My mom lives alone in an apartment. We have hospice coming in but she is getting so bad she can't even get out of bed. I work and Hospice doesn't have enough services to look out for her several times a day. She doesn't want to go into a nursing home and I can't make her. There is no POA.
When my mom was first driven to the nursing home she was to live in she raised a fuss - within 15 minutes she was saying how nice it was - she still asks to move to 'her own place' - she denies needing help ... legally low vision/blind, diabetic, in wheelchair [acquired brain injury], incontinent etc ... but she thinks she doesn't need help ...dahhhh
When she was there for a few months, she said she loved having 'things to do' & was never bored - now she can't remember when she goes to activities - they keep track of what she participates in & I find she is at more than 1 activity a day - like bingo [number & spacial recognition], music, cookie baking etc
When your mom needs the help, she will not say 'I want to go to a nursing home' as her cognificate abilities will be gone - mom will soon be 91 - with all her problems, she swears she doesn't need help & can live on her own - if I allowed that I could be charged with elder abuse due to abandonment!
I have resolved not to feel guilty when mom asks for something she can't reasonably have - someone said that a person with dementia is a 3 years old that has much experience - I bring a treat to start our visit well - she now associates me with a positive experience rather than negative which is good
We [caretakers] have to stop being the 'child' but assume the parental role but in as gently way as possible - their experience will sometimes resurface but that is to be expected - try to be gentle as possible, but be kind while doing gentle nudging them where they must head to
Your mom might eventually need to go into a nursing home, so prepare yourself - if possible have her go for 'respite' while you are away a few times so that she gets used to situation - I heard of 1 [initially reluctant] person who at end of second time said 'must I go home .. it's so much more fun here'
Change is hard at their age, so reluctance is to be expected & money can be an issue depending where you live - however if you ever think you need to take a short nursing course to cope with the higher nursing skills she needs, then you have reached your limit of personal care & maybe professionally trained people are needed - don't buy into familial guilt that it's 'your duty' - I firmly believe mom has lived longer & better than if I was her only [untrained] caregiver ... think about it long & hard as all who are on this site have done for our loved ones - good luck but remember you are not alone there are hoards of us who have 'been in the trenches' too
I've sometimes considered that family caregivers could actually be doing a disservice to their parent.
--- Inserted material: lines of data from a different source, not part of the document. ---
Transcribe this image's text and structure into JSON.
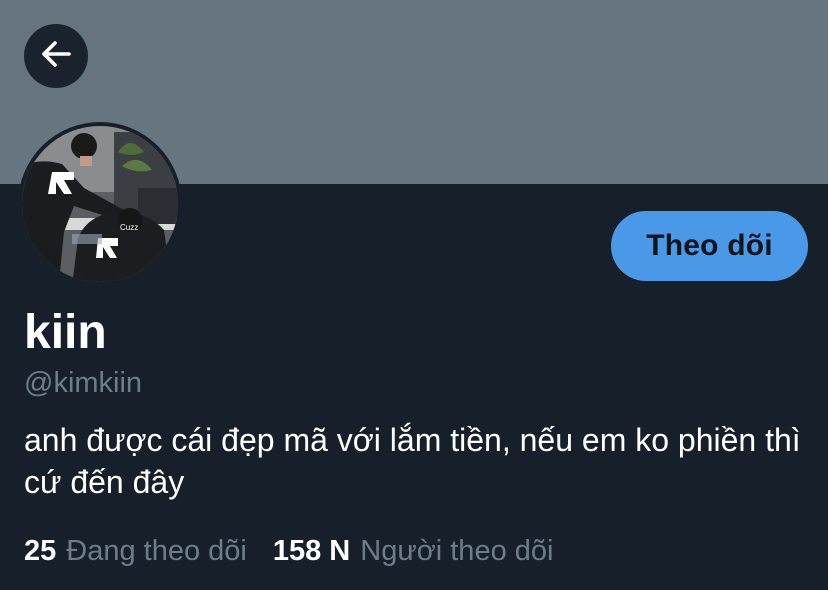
{
  "header": {
    "back_icon": "arrow-left-icon",
    "banner_color": "#66757f"
  },
  "profile": {
    "display_name": "kiin",
    "handle": "@kimkiin",
    "bio": "anh được cái đẹp mã với lắm tiền, nếu em ko phiền thì cứ đến đây",
    "avatar_text": "Cuzz"
  },
  "actions": {
    "follow_label": "Theo dõi",
    "follow_color": "#4a99e9"
  },
  "stats": {
    "following_count": "25",
    "following_label": "Đang theo dõi",
    "followers_count": "158 N",
    "followers_label": "Người theo dõi"
  },
  "colors": {
    "background": "#17202a",
    "secondary_text": "#6e7d8a"
  }
}
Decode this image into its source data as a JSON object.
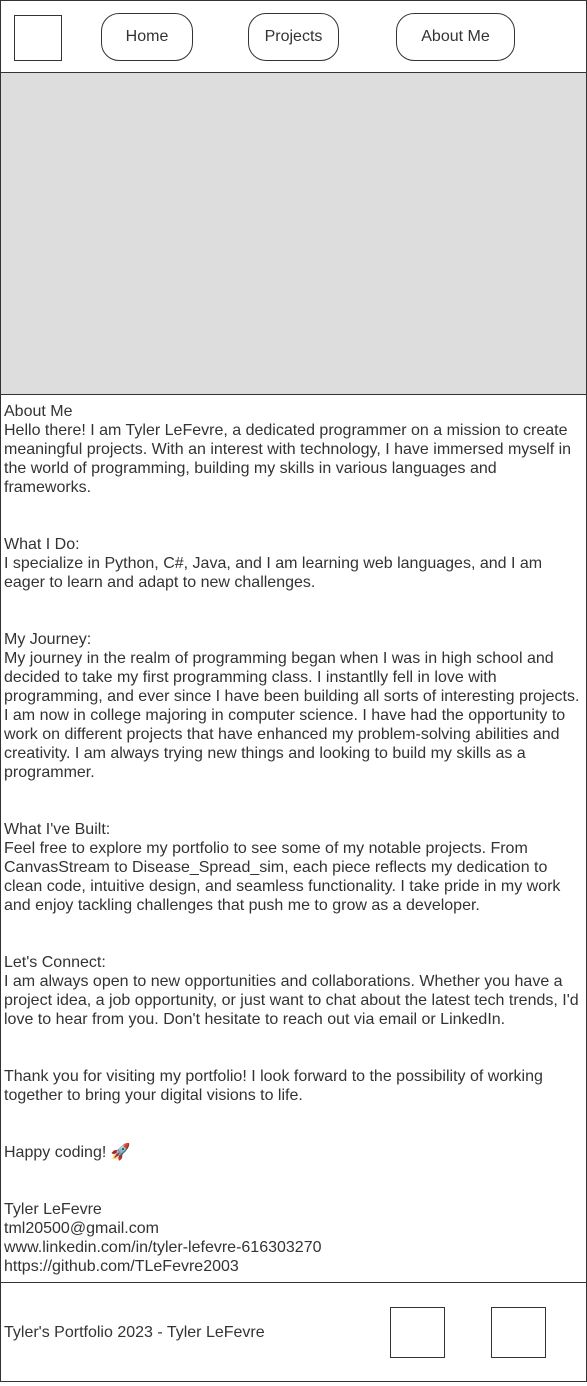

If a parent was in AL, then they would have incentive to get up and dressed. There would be people their own age about. They wouldn't be sitting in their pajamas in front of a TV all day long, waiting for God.
I do wish these places were more affordable. It is a question that I wish someone would ask the presidential candidates. They talk about war and healthcare, but no one asks about the problems of aging.
I respectfully disagree. I am just about at this point with my mom. The sole caregiver. No one else except paid helpers in her home. I know if/when I get to this point, I will have NO guilt about an outside placement. I believe God has a life plan for each of us. Personally, I don't believe that for me it is "to sacrifice my life" for my 90-year-old mom, for whom I already have sacrificed many years of my life - basically she wouldn't probably still be here if it wasn't for my sacrifice. As has been said many times, every situation is unique and the solution is rarely clearcut, black and white. I would never advocate sacrificing your life for another unless it is throwing yourself in front of a car to save the life of a child about to be run over or some such thing. Just my opinion.